We are very lucky to be able to listen to the thoughts of people experiencing this poverty and look intimately into their lives through these images. Their images importantly ask us to consider them as individuals and not as just victims of poverty.

As part of the project Marysa photographed many of those involved and created a beautiful body of portraits. With more than their fair share of smiles the subjects of these images respond to Dowling and her camera with a true sense of self-revelation that is so difficult to both project and capture. Unlike so much contemporary photographic portraiture these individuals eagerly offer natural expressions to the photographer. Using their world as studio Dowling uses the landscape of their lives as a backdrop in her shifting studio. Her subjects sit, climb, stand and swing in a photographic space that is sometimes occupied by a lone subject or at other times is shared by two or more subjects in an unusually close huddle. Unusual because we are not used to love, smiles and cuddles in contemporary photography. Sadly.

The garden, home and play scapes that feature as backdrop in many of Marysa’s portraits also feature strongly in the work made by the subjects themselves. Stuff found in the bedroom or the street feature as key props and indicators of what is important and what needs to be shared through the photograph - be it a toy or a skateboard. Sometimes pictures combine with choice words in curt phases to create stories and narratives about private lives, which for us are made public. Other subtle, yet uncomfortable, images of stripped wires and piles of copper piping inform us of what must be done to make ends meet - of what can fill a young life that simply doesn’t have enough of this or any of that.

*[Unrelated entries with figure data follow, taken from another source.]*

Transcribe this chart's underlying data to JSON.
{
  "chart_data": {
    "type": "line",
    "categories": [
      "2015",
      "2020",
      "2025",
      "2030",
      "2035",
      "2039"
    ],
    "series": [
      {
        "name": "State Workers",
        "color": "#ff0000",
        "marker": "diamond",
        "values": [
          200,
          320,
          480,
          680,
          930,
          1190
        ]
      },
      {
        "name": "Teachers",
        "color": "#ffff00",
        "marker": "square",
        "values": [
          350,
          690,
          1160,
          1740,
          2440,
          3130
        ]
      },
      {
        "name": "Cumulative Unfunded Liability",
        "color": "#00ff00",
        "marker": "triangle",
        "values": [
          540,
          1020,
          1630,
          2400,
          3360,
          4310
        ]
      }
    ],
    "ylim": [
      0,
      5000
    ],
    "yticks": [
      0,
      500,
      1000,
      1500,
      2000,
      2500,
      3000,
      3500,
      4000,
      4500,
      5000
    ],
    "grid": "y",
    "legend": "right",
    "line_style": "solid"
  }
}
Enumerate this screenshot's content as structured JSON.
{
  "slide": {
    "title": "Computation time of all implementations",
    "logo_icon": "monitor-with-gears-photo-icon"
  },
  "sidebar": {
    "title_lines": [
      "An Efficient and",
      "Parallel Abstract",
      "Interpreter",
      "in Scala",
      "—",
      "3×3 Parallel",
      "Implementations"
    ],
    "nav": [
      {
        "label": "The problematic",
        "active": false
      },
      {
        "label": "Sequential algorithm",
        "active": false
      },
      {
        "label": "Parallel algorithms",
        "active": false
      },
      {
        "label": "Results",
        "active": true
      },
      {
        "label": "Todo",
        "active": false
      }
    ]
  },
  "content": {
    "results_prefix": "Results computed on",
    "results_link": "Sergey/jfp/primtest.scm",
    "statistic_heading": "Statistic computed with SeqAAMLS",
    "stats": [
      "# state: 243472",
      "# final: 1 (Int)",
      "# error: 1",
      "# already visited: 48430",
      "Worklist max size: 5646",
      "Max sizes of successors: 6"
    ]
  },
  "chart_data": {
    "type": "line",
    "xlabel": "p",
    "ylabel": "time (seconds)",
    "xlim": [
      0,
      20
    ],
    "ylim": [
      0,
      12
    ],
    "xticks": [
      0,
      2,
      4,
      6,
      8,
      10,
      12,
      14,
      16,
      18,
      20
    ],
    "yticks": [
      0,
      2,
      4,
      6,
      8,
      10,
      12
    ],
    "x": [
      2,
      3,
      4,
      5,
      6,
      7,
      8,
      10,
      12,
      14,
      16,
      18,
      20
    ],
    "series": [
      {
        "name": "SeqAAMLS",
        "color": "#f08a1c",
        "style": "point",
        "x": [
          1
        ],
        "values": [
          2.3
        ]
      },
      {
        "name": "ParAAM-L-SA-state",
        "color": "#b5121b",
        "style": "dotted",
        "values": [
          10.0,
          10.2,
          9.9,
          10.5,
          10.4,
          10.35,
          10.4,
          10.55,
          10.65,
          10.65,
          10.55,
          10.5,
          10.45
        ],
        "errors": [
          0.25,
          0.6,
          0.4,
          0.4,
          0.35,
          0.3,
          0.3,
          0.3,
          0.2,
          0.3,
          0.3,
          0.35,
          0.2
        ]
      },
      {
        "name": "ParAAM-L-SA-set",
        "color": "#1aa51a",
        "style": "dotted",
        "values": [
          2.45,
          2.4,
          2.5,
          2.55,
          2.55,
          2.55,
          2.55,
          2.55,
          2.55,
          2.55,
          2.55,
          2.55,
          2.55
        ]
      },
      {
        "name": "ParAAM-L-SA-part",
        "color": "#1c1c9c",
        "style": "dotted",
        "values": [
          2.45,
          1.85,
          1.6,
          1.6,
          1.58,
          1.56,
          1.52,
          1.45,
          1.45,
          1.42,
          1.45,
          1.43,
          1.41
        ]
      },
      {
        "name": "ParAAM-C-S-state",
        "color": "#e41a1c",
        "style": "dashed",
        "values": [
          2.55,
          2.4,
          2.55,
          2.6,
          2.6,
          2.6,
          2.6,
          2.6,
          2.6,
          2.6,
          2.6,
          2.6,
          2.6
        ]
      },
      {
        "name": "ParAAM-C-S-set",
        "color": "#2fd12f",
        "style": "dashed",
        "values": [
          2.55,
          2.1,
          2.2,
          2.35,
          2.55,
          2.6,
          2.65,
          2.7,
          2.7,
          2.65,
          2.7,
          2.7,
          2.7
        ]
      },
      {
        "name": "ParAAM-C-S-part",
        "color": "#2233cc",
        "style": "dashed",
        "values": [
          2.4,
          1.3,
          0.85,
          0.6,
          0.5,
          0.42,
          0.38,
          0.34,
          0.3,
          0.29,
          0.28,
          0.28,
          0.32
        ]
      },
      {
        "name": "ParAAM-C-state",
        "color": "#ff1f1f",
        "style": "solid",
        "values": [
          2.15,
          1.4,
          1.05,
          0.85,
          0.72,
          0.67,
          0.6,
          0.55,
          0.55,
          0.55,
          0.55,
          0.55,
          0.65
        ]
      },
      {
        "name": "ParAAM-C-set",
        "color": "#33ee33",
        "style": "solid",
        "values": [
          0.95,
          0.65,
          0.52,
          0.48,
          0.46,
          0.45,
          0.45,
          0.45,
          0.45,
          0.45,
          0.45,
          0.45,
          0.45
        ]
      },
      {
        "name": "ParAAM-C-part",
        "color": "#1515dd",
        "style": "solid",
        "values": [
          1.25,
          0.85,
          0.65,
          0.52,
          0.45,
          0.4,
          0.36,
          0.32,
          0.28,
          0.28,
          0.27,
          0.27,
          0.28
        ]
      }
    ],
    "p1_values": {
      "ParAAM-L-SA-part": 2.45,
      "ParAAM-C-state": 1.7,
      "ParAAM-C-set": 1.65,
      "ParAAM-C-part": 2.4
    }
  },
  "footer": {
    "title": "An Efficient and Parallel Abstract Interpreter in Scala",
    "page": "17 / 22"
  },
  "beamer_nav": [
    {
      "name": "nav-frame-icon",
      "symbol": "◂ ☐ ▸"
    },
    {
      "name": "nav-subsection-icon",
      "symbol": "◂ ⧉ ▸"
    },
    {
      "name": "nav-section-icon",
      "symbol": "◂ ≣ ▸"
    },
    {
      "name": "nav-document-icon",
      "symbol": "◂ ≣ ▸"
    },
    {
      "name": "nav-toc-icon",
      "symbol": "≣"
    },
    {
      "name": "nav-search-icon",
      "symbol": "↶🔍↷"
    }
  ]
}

Familiar branded products sit marooned on sparse shelves or in cupboards with missing doors. Clothes, toys, bedding and towels are tinged with stains and frayed with too many years of shared use. But as we visit more and more of these photographs we find smiles amongst the stories and hope behind the anonymous eyes that belong to people whose names we can’t expect to know but whose personalities are oozing out from their images.

Many of the images are explicit, some even crude in the way that they communicate with us, but they clearly show us the raw details of lives we need to learn more about through the new artistic skills gained by their authors. They don’t need gritty black and white imagery to describe this poverty; their use of colour photography situates these pictures in the present with a gentle subjectivity that doesn’t need irony or parody. These images offer a quiet description of these unseen lives that exist without enough of just about most things.

Let’s hope that these voices that have now found our attention through an art project at Barnardo’s carry on speaking somehow, and that we learn from the individual life stories that have come out from behind the fair green logo, the definitions and the issues.